Differential Correlation Analysis and Biological Function Inference on Single Cell Proteomics

Differential Correlation Analysis and Biological Function Inference on Single Cell Proteomics


Author(s): Enes Sefa Ayar,Laurent Gatto

Affiliation(s): Computational Biology and Bioinformatics Unit, de Duve Institute, Université Catholique de Louvain, Brussels, Belgium



Proteins are the key molecules in executing biological functions within cells. They operate in cooperation with other proteins to carry out these functions as part of protein complexes, or biological pathways. Thus, the correlation among these proteins implies a functional interdependence, offering insights into both biological functions and mechanisms.
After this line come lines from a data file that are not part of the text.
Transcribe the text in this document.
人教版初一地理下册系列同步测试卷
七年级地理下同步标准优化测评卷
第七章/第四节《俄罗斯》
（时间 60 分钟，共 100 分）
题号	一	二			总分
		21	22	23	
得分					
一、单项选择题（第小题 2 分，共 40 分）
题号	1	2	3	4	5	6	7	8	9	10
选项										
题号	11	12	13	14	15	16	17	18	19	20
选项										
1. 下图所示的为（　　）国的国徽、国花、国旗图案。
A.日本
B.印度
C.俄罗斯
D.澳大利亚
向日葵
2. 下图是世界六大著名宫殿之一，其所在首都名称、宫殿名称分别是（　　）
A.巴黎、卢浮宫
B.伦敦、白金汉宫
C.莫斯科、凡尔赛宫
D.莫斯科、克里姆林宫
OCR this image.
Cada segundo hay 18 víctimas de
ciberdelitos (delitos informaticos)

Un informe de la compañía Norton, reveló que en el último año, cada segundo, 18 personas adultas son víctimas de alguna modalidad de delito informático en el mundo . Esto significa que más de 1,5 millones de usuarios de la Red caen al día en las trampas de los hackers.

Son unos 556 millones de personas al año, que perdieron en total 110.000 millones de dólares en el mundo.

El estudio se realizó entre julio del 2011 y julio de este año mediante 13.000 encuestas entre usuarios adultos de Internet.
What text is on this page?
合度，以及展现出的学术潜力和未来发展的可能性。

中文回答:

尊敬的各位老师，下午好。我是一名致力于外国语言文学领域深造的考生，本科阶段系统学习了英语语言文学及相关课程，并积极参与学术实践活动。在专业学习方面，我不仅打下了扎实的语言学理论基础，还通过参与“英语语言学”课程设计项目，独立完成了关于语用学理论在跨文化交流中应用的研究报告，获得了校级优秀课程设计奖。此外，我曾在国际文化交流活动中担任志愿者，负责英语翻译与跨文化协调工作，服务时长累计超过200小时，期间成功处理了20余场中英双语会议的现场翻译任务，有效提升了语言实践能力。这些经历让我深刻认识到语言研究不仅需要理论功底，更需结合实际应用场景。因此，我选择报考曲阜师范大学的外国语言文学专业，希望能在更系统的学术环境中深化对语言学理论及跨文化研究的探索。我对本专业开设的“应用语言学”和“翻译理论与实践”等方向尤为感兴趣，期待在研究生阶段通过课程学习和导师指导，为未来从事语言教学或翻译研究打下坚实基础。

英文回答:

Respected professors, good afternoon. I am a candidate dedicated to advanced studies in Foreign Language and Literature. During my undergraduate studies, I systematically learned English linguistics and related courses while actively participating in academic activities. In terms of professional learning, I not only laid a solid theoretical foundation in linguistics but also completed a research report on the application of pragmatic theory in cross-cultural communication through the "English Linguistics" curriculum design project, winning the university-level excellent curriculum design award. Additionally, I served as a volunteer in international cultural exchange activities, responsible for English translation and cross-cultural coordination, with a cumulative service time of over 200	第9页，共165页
Differential correlation analysis promises to infer these biological functions and even underlying mechanisms by identifying similar or different correlation patterns in groups of proteins across conditions (ex. cell types, treatments). However, current approaches, particularly those developed for bulk measurements, may not be suitable for single-cell proteomics (SCP) datasets as they may overlook false positives and false negatives emerging due to batch effects or missing values. We aim to investigate the most suitable approach for uncovering functional correlation in SCP datasets. We compared two approaches used in SCP [1, 2] and two other network-based methods [3, 4], commonly used in RNAseq studies. This benchmark involves comparing these methods across various SCP datasets from scpdata package, each with different properties including sample size, protein coverage, and missing values. Thus far, our observations indicate the importance of addressing batch effect-driven correlations. Our benchmark assesses the methods based on biological relevance, statistical significance, and data simulations. References [1] Hu, M., Zhang, Y., Yuan, Y., Ma, W., Zheng, Y., Gu, Q., & Xie, X. S. (2023). Correlated protein modules revealing functional coordination of interacting proteins are detected by single-cell proteomics. The Journal of Physical Chemistry B, 127(27), 6006–6014. [2] Khan, S., Conover, R., Asthagiri, A. R., & Slavov, N. (2023). Dynamics of Single-Cell Protein Covariation during Epithelial-Mesenchymal Transition. [3] Langfelder, P., & Horvath, S. (2008). WGCNA: An R package for weighted correlation network analysis. BMC Bioinformatics, 9(1). [4] Song, W.-M., & Zhang, B. (2015). Multiscale embedded gene co-expression network analysis. PLOS Computational Biology, 11(11).